Nicoya-Guanacaste

  • Environment and Geography

    The Nicoya people lived on the Pacific coast and the Nicoya Peninsula, in what is now northwest Costa Rica. The rocky coastline here has just two bays but is rich in marine animals. The zone also offers wild fruit such as papaya and other resources such as wood and honey.

  • Economy and Technology

    The Nicoya’s economy was based on marine resources. Several middens contain the shells of murex, a mollusk used to dye cotton purple. These people also grew maize, cacao, tobacco, and even coca. Technologically, they produced less stone grinding implements and more hunting instruments such as silex points. Stone axes and polished chisels used for woodworking have also been found. A large quantity of prismatic flakes of obsidian indicate that they traded with Mesoamerican groups. Other evidence suggests that the Nicoya people worked with gold.

  • Art

    The Nicoya ceramic style is polychromatic and features the use of incisions and white and/or yellow painted geometric motifs over polished red slip. The most frequent forms are vase-shaped vessels with high, hollow bases, animal-shaped, globular or mammal-shaped vessels, and three-legged plates. Stylized painted jaguar motifs are also featured, as are pipes with a two-headed lizard. Serpents are another animal found frequently in Nicoyan art, especially in relation to fertility cults. The pantheon of Mexican deities is represented in images in red, blue, orange, sepia rose, black and grey paint. Pastillaje was another decorative technique they used. The stone statues the Nicoyans made feature naked men sitting with legs bent, elbows resting on the knees, holding an object near the mouth. The Nicoyan’s monumental sculptures are called “alter ego” because they are supposed to carry part of the individual they represent. These have a human-like form with a mammal or reptile on its back or head. Three-legged grinding stones with a hanging panel that joins the front leg have also been found, with half-human-half-animal figures. The underside of their grinding stones bear decorations that are meant to be visible when the stone is placed against the wall.

  • Social Organization

    Little is known about Nicoya society, but it is thought to have been organized into chiefdoms, with certain individuals in charge of different productive activities.

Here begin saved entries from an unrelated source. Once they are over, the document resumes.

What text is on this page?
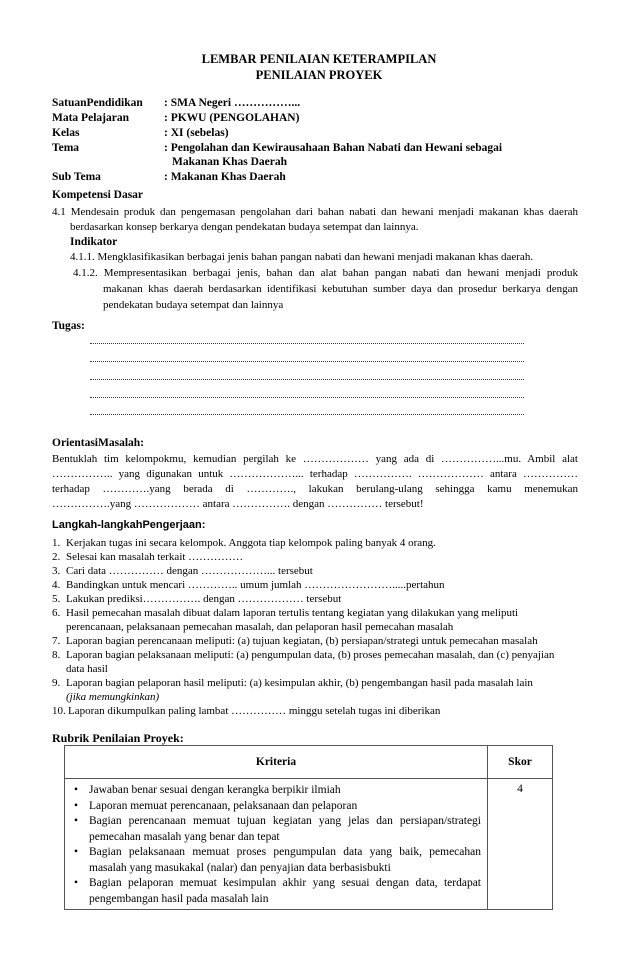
LEMBAR PENILAIAN KETERAMPILAN
PENILAIAN PROYEK
SatuanPendidikan : SMA Negeri ……………...
Mata Pelajaran	: PKWU (PENGOLAHAN)
Kelas	: XI (sebelas)
Tema	: Pengolahan dan Kewirausahaan Bahan Nabati dan Hewani sebagai
Makanan Khas Daerah
Sub Tema	: Makanan Khas Daerah
Kompetensi Dasar
4.1 Mendesain produk dan pengemasan pengolahan dari bahan nabati dan hewani menjadi makanan khas daerah
berdasarkan konsep berkarya dengan pendekatan budaya setempat dan lainnya.
Indikator
4.1.1. Mengklasifikasikan berbagai jenis bahan pangan nabati dan hewani menjadi makanan khas daerah.
4.1.2. Mempresentasikan berbagai jenis, bahan dan alat bahan pangan nabati dan hewani menjadi produk
makanan khas daerah berdasarkan identifikasi kebutuhan sumber daya dan prosedur berkarya dengan
pendekatan budaya setempat dan lainnya
Tugas:
OrientasiMasalah:
Bentuklah tim kelompokmu, kemudian pergilah ke ……………… yang ada di ……………...mu. Ambil alat
…………….. yang digunakan untuk ………………... terhadap ……………. ……………… antara ……………
terhadap ………….yang berada di …………., lakukan berulang-ulang sehingga kamu menemukan
…………….yang ……………… antara ……………. dengan …………… tersebut!
Langkah-langkahPengerjaan:
1. Kerjakan tugas ini secara kelompok. Anggota tiap kelompok paling banyak 4 orang.
2. Selesai kan masalah terkait ……………
3. Cari data …………… dengan ………………... tersebut
4. Bandingkan untuk mencari ………….. umum jumlah …………………….....pertahun
5. Lakukan prediksi……………. dengan ……………… tersebut
6. Hasil pemecahan masalah dibuat dalam laporan tertulis tentang kegiatan yang dilakukan yang meliputi
perencanaan, pelaksanaan pemecahan masalah, dan pelaporan hasil pemecahan masalah
7. Laporan bagian perencanaan meliputi: (a) tujuan kegiatan, (b) persiapan/strategi untuk pemecahan masalah
8. Laporan bagian pelaksanaan meliputi: (a) pengumpulan data, (b) proses pemecahan masalah, dan (c) penyajian
data hasil
9. Laporan bagian pelaporan hasil meliputi: (a) kesimpulan akhir, (b) pengembangan hasil pada masalah lain
(jika memungkinkan)
10. Laporan dikumpulkan paling lambat …………… minggu setelah tugas ini diberikan
Rubrik Penilaian Proyek:
Kriteria	Skor

• Jawaban benar sesuai dengan kerangka berpikir ilmiah
• Laporan memuat perencanaan, pelaksanaan dan pelaporan
• Bagian perencanaan memuat tujuan kegiatan yang jelas dan persiapan/strategi pemecahan masalah yang benar dan tepat
• Bagian pelaksanaan memuat proses pengumpulan data yang baik, pemecahan masalah yang masukakal (nalar) dan penyajian data berbasisbukti
• Bagian pelaporan memuat kesimpulan akhir yang sesuai dengan data, terdapat pengembangan hasil pada masalah lain	4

  • Religion and Funerary Practices

    Different kinds of Nicoyan tombs have been found, most located on slopes and hillsides. Some consist of coffins made of stone slabs, with the sides worked in different ways. Others are slightly sunken and are marked by circular stones. The most common graves found to date are multiple secondary graves, although primary graves with a single individual have also been found. In regard to religious practices, northern influences gave the Nicoya many of their customs, deities and the practice of human sacrifice.

  • Settlement Pattern

    Only a few dwellings have been ascribed to Nicoyan culture, and these have an elliptical or rectangular shaped floor plan and are built on adobe blocks. These dwellings are grouped together in villages or small settlements in which wooden ceremonial structures have also been found, built around a central plaza.

  • History

    The Nicoya culture had its origins in previous cultures that inhabited the same zone, such as the Nicoya-Guanacaste, which mingled with Mexican ethnic groups that migrated after the theocratic empires fell and their land was taken over by military rulers. South American influences can also been seen, mainly in the Nicoyan’s copper work. Around 1500, the Nicoya people came into contact with the first Spanish conquistadors.